La farine d'avoine a une histoire simple de sa production. Il est produit en récoltant des grains d'avoine. La coque est enlevée, et l'avoine est moulue en avoine coupée en acier ou roulée pour faire la farine d'avoine à cuisson rapide. La farine d'avoine est riche en fibres, enrichie de vitamines, de protéines et de minéraux et pauvre en calories. Cependant, le grit est également enrichi avec beaucoup d'avantages nutritionnels et est bon pour le petit déjeuner.
Les glucides
Les graines sont de meilleures sources de glucides que la farine d'avoine. Donc, si vous voulez augmenter votre apport en glucides, vous devriez choisir gruau sur gruau. Une tasse de gruau cuit contient 38 grammes de glucides tandis qu'une tasse de gruau cuit contient 28 grammes de glucides. C'est pourquoi les grains sont considérés comme de meilleurs choix pour les repas pré-exercice car les glucides sont la principale source d'énergie.
Graisse
Grits encore battre batteur d'avoine quand il s'agit de faible teneur en matières grasses. Une tasse de gruau cuit contient seulement 1 gramme de graisse tandis qu'une tasse de gruau cuit contient 3,5 grammes de gras. Selon la revue internationale de l'obésité et des désordres métaboliques liés, puisque la valeur calorique de la graisse est haute, les nourritures avec la teneur élevée en graisse peuvent s'avérer être préjudiciables dans la perte de poids. Donc, si vous recherchez des aliments avec moins de matières grasses, le gruau est une meilleure option.
Folate
Si vous voulez améliorer votre consommation de folate, vous devriez choisir des grains de gruau sur la farine d'avoine. Une tasse de gruau fournit cinq fois plus de quantité de folate qu'une tasse de flocons d'avoine. Aussi connu sous le nom d'acide folique, le folate est un type de vitamine B qui favorise la production de nouvelles cellules saines et de l'ADN. Il prévient également l'anémie et les mutations cancéreuses.
Leucine
La farine d'avoine est une bien meilleure source de protéines que le gruau, mais le gruau offre des niveaux plus élevés d'acides aminés tels que la leucine. Selon un numéro du Journal Européen de Physiologie Appliquée, les grains sont connus pour être particulièrement utiles aux athlètes et améliorer leur force et leur endurance.
Vitamine B-6
Des chercheurs de l'Université du Maryland Medical Center n’ont déclaré que les problèmes de santé tels que la polyarthrite rhumatoïde et le canal carpien peuvent être évités si vous consommez régulièrement une bonne quantité de vitamine B-6. Il est également utile dans la prévention des problèmes de vision tels que la dégénérescence maculaire. La vitamine B-6 aide le corps à produire de la sérotonine qui améliore l'humeur et supprime la dépression. Le gruau et la farine d'avoine sont de riches sources de vitamine B-6. Une tasse de gruau fournit 0,45 mg de vitamine B-6, et une tasse de farine d'avoine fournit 0,68 mg de la vitamine. Donc, les deux céréales sont de bonnes sources de cette vitamine.
Fibre
Souffrez-vous de selles molles? Ensuite, y compris les aliments riches en fibres peut vous offrir un soulagement de la constipation et des symptômes connexes. Quand il s'agit de la teneur en fibres, la farine d'avoine est une meilleure source par rapport aux grains. Une tasse de farine d'avoine cuite fournit 4 grammes de fibres, tandis que les grains ne fournissent que 2 grammes.

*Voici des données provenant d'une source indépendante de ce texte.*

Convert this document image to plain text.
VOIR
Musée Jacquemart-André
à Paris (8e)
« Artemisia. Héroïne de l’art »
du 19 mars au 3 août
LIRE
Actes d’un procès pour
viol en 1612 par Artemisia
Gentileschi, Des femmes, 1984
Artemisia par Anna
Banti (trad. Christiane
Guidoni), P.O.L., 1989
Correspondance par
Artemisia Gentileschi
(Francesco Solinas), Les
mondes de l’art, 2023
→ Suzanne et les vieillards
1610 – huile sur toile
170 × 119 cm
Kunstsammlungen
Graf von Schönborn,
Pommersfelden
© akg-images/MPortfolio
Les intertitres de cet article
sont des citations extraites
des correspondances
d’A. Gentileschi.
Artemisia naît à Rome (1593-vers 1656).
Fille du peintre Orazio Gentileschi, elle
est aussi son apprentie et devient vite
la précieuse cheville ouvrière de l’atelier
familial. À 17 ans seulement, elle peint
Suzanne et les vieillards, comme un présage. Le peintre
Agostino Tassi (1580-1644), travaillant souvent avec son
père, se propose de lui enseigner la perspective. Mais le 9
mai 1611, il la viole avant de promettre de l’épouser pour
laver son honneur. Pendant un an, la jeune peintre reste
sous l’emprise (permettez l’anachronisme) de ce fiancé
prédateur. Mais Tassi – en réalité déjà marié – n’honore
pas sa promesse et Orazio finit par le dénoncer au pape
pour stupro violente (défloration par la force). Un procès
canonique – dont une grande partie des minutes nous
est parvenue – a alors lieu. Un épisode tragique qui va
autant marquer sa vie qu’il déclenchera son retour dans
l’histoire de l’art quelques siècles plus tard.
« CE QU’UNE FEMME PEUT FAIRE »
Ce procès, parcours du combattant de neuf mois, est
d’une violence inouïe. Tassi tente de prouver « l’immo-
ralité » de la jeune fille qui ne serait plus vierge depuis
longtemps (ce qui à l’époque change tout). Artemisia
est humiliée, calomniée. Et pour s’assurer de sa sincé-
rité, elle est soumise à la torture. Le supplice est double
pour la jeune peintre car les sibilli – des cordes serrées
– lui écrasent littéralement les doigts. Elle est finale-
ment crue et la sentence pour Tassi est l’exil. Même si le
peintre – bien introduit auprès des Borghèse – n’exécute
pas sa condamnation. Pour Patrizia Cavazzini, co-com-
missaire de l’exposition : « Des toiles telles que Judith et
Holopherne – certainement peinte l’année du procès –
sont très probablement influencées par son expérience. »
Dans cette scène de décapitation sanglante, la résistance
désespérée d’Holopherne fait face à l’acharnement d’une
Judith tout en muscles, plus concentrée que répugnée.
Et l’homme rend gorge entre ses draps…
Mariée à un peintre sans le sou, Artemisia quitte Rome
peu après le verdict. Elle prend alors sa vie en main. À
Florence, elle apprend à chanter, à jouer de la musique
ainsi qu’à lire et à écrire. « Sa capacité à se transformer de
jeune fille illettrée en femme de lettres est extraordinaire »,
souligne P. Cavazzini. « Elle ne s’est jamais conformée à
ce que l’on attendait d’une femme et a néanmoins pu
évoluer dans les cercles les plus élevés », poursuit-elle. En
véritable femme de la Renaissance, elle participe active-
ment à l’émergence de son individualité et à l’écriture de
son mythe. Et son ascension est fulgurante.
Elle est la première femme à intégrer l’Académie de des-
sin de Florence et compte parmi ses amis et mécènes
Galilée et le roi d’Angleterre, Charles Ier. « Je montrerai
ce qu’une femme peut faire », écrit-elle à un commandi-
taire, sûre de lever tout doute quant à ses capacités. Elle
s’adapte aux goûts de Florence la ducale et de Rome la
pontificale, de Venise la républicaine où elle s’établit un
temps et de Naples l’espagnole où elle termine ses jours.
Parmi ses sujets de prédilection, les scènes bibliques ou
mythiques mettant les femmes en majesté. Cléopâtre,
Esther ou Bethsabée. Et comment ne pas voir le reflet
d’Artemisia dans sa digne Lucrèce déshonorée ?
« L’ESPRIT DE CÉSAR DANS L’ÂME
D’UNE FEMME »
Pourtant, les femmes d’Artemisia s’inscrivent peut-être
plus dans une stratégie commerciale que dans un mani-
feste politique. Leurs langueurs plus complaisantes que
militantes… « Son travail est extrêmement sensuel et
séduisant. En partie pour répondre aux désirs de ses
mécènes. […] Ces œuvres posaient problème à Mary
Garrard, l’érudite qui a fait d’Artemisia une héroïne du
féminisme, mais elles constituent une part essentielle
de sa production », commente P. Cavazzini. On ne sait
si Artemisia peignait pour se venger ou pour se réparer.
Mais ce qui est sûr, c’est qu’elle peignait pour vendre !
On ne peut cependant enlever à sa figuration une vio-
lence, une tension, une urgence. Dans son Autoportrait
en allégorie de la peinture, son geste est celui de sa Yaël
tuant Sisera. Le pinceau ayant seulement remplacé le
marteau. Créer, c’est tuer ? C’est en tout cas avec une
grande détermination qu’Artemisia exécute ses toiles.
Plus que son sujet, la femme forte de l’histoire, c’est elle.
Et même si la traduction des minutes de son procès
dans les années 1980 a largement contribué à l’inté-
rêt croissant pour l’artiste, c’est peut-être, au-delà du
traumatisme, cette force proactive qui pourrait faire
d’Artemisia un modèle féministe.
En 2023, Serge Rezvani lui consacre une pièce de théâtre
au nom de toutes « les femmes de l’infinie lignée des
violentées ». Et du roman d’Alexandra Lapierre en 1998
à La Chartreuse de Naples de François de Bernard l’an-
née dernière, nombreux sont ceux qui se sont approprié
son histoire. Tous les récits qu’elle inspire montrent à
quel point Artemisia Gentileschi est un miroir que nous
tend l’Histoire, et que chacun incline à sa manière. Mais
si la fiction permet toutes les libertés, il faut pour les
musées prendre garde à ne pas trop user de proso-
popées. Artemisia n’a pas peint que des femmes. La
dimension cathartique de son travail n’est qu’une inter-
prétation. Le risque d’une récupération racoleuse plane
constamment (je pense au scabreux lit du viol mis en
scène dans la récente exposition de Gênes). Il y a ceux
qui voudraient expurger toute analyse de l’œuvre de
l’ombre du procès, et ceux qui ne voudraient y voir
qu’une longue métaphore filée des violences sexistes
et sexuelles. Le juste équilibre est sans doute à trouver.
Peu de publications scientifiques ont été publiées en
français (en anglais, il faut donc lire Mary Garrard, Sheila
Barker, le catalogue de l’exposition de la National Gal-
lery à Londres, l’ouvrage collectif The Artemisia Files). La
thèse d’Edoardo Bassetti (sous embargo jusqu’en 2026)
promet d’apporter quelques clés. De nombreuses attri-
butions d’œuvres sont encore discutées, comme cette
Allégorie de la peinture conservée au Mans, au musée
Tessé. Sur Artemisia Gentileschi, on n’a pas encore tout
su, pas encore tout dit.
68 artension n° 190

C'est tout sur la valeur nutritive des gruaux contre la farine d'avoine! Ainsi, en fonction de vos besoins en nutriments variés, vous pouvez choisir le gruau ou la farine d'avoine pour le petit-déjeuner. Tous les deux font des petits déjeuners sains et s'assurent que vous vous sentez plein et satisfait sans ajouter à votre volume.